Most disturbingly, a slowdown affects the ability to start a career in North Dakota. For far too many years, our state struggled to create rewarding opportunities that would allow our youth to build a career and start a family. The normal path for a North Dakota native was to graduate high school, attend college near the Red River, and head to the Cities after graduation where the jobs were plentiful and the pay was significantly higher. Today, because of the Bakken, we’ve reversed the trend with an economy that grew and astounding 9.7 and 13.4 percent in 2013 and 2012, respectively. Our state has become the youngest in the nation, the fastest growing economy and population, and a top-five state for personal income.

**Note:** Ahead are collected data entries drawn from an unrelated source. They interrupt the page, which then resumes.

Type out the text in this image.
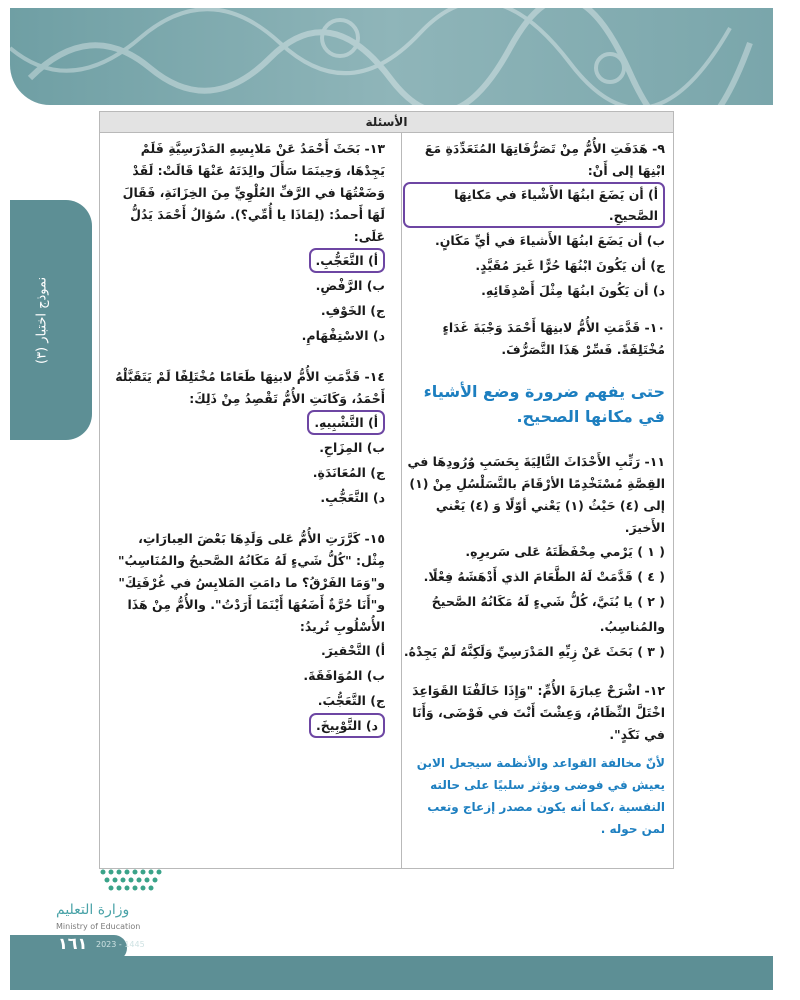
نموذج اختبار (٣)
الأسئلة

٩- هَدَفَتِ الأُمُّ مِنْ تَصَرُّفَاتِهَا المُتَعَدِّدَةِ مَعَ ابْنِهَا إلى أَنْ:

أ) أن يَضَعَ ابنُهَا الأَشْياءَ في مَكانِهَا الصَّحيحِ.
ب) أن يَضَعَ ابنُهَا الأَشياءَ في أيِّ مَكَانٍ.
ج) أن يَكُونَ ابْنُهَا حُرًّا غَيرَ مُقَيَّدٍ.
د) أن يَكُونَ ابنُهَا مِثْلَ أَصْدِقَائِهِ.

١٠- قَدَّمَتِ الأُمُّ لابنِهَا أَحْمَدَ وَجْبَةَ غَدَاءٍ مُخْتَلِفَةً. فَسِّرْ هَذَا التَّصَرُّفَ.

حتى يفهم ضرورة وضع الأشياء في مكانها الصحيح.

١١- رَتِّبِ الأَحْدَاثَ التَّالِيَةَ بِحَسَبِ وُرُودِهَا في القِصَّةِ مُسْتَخْدِمًا الأرْقَامَ بالتَّسَلْسُلِ مِنْ (١) إلى (٤) حَيْثُ (١) يَعْني أوّلًا وَ (٤) يَعْني الأَخيرَ.

( ١ ) يَرْمي مِحْفَظَتَهُ عَلى سَريرِهِ.
( ٤ ) قَدَّمَتْ لَهُ الطَّعَامَ الذي أَدْهَشَهُ فِعْلًا.
( ٢ ) يا بُنَيَّ، كُلُّ شَيءٍ لَهُ مَكَانُهُ الصَّحيحُ والمُناسِبُ.
( ٣ ) بَحَثَ عَنْ زِيِّهِ المَدْرَسِيِّ وَلَكِنَّهُ لَمْ يَجِدْهُ.

١٢- اشْرَحْ عِبارَةَ الأُمِّ: "وَإِذَا خَالَفْنَا القَوَاعِدَ اخْتَلَّ النِّظَامُ، وَعِشْتَ أَنْتَ في فَوْضَى، وَأَنَا في نَكَدٍ".

لأنّ مخالفة القواعد والأنظمة سيجعل الابن يعيش في فوضى ويؤثر سلبيًا على حالته النفسية ،كما أنه يكون مصدر إزعاج وتعب لمن حوله .

١٣- بَحَثَ أَحْمَدُ عَنْ مَلابِسِهِ المَدْرَسِيَّةِ فَلَمْ يَجِدْهَا، وَحِينَمَا سَأَلَ والِدَتَهُ عَنْهَا قَالَتْ: لَقَدْ وَضَعْتُهَا في الرَّفِّ العُلْوِيِّ مِنَ الخِزَانَةِ، فَقَالَ لَهَا أَحمدُ: (لِمَاذَا يا أُمِّي؟). سُؤالُ أَحْمَدَ يَدُلُّ عَلَى:

أ) التَّعَجُّبِ.
ب) الرَّفْضِ.
ج) الخَوْفِ.
د) الاسْتِفْهَامِ.

١٤- قَدَّمَتِ الأُمُّ لابنِهَا طَعَامًا مُخْتَلِفًا لَمْ يَتَقَبَّلْهُ أَحْمَدُ، وَكَانَتِ الأُمُّ تَقْصِدُ مِنْ ذَلِكَ:

أ) التَّشْبِيهِ.
ب) المِزَاحِ.
ج) المُعَانَدَةِ.
د) التَّعَجُّبِ.

١٥- كَرَّرَتِ الأُمُّ عَلى وَلَدِهَا بَعْضَ العِبارَاتِ، مِثْل: "كُلُّ شَيءٍ لَهُ مَكَانُهُ الصَّحيحُ والمُنَاسِبُ" و"وَمَا الفَرْقُ؟ ما دامَتِ المَلابِسُ في غُرْفَتِكَ" و"أَنَا حُرَّةٌ أَضَعُهَا أَيْنَمَا أَرَدْتُ". والأُمُّ مِنْ هَذَا الأُسْلُوبِ تُريدُ:

أ) التَّحْقيرَ.
ب) المُوَافَقَةَ.
ج) التَّعَجُّبَ.
د) التَّوْبِيخَ.
وزارة التعليم
Ministry of Education
١٦١ 2023 - 1445
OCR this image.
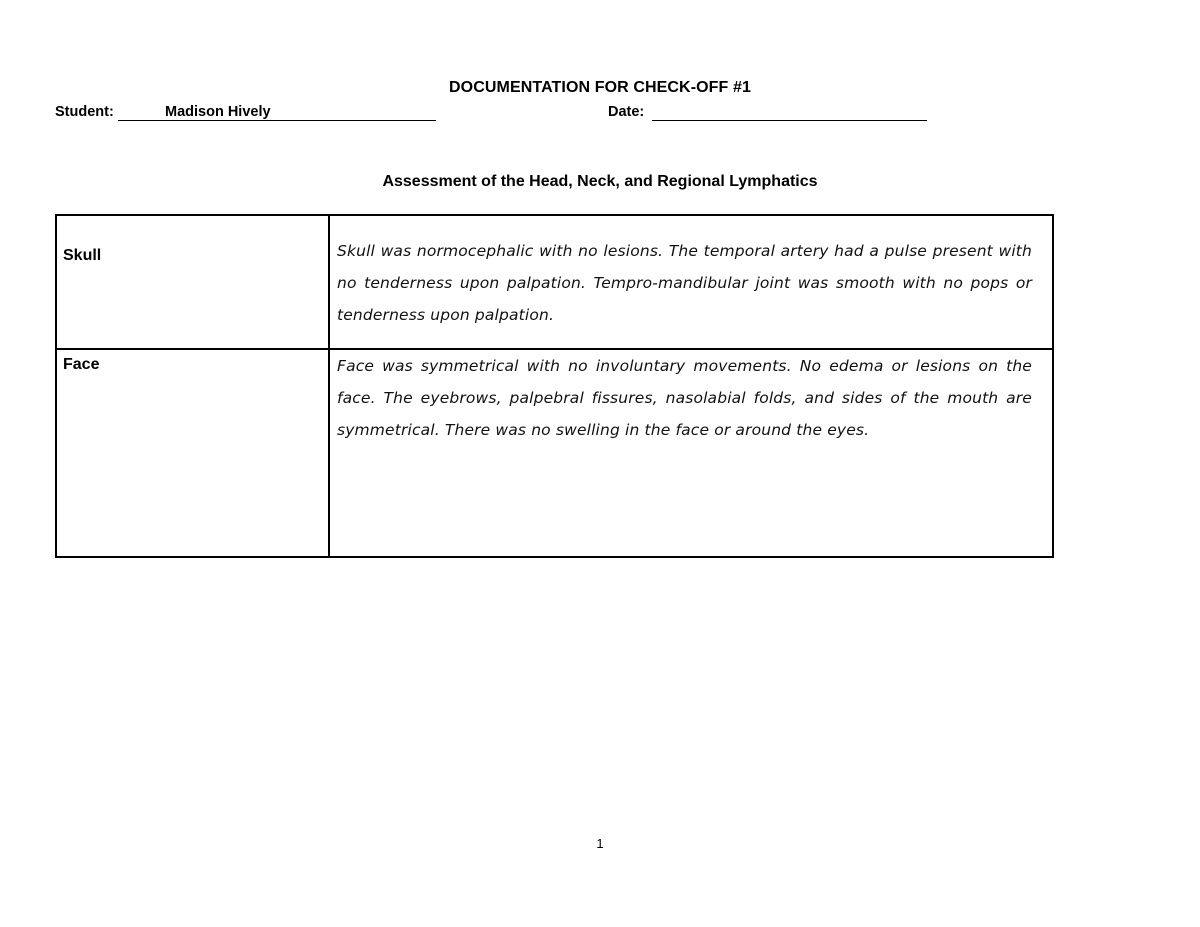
DOCUMENTATION FOR CHECK-OFF #1
Student:	Madison Hively	Date:
Assessment of the Head, Neck, and Regional Lymphatics
Skull	Skull was normocephalic with no lesions. The temporal artery had a pulse present with no tenderness upon palpation. Tempro-mandibular joint was smooth with no pops or tenderness upon palpation.

Face	Face was symmetrical with no involuntary movements. No edema or lesions on the face. The eyebrows, palpebral fissures, nasolabial folds, and sides of the mouth are symmetrical. There was no swelling in the face or around the eyes.
1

The cost of a slowdown is truly unbearable and most often based on facts of limited scope. For instance, due to the efficiencies of horizontal drilling and multi-well pads, oil and gas development will cover only 1 percent of the rural landscape. Similarly, the gas flared in North Dakota represents less than 3 percent of the total value of production. Suggesting a slowdown to reduce flaring is the equivalent to the average person choosing to quit work because driving to and from work would cost $100 per month in fuel.

Finally, there is a national and international component to the importance of the Bakken. American oil and gas production is at the highest rates in 25 years or more and we have become the world’s largest oil and gas producer, topping both Saudi Arabia and Russia, respectively, for the honors. Our nation’s ability to take these honors rests heavily on oil production from the Bakken and has minimized the impact of the recent international crisis in Iraq, Syria and the Ukraine. North Dakota’s production, projected to grow from 1 million barrels of oil per day (bopd) to 1.4 to 1.7 million bopd will further bolster our ability to weather world threats to security, energy and industry while creating jobs across the country.

We have to remember that western North Dakota is a work in progress and the region has made tremendous improvements in the past two years. The region’s new roads, housing, shopping, and even opinion polls clearly show it.

So be careful suggesting a slowdown for the industry. The effects impact much more than the state’s oil producers.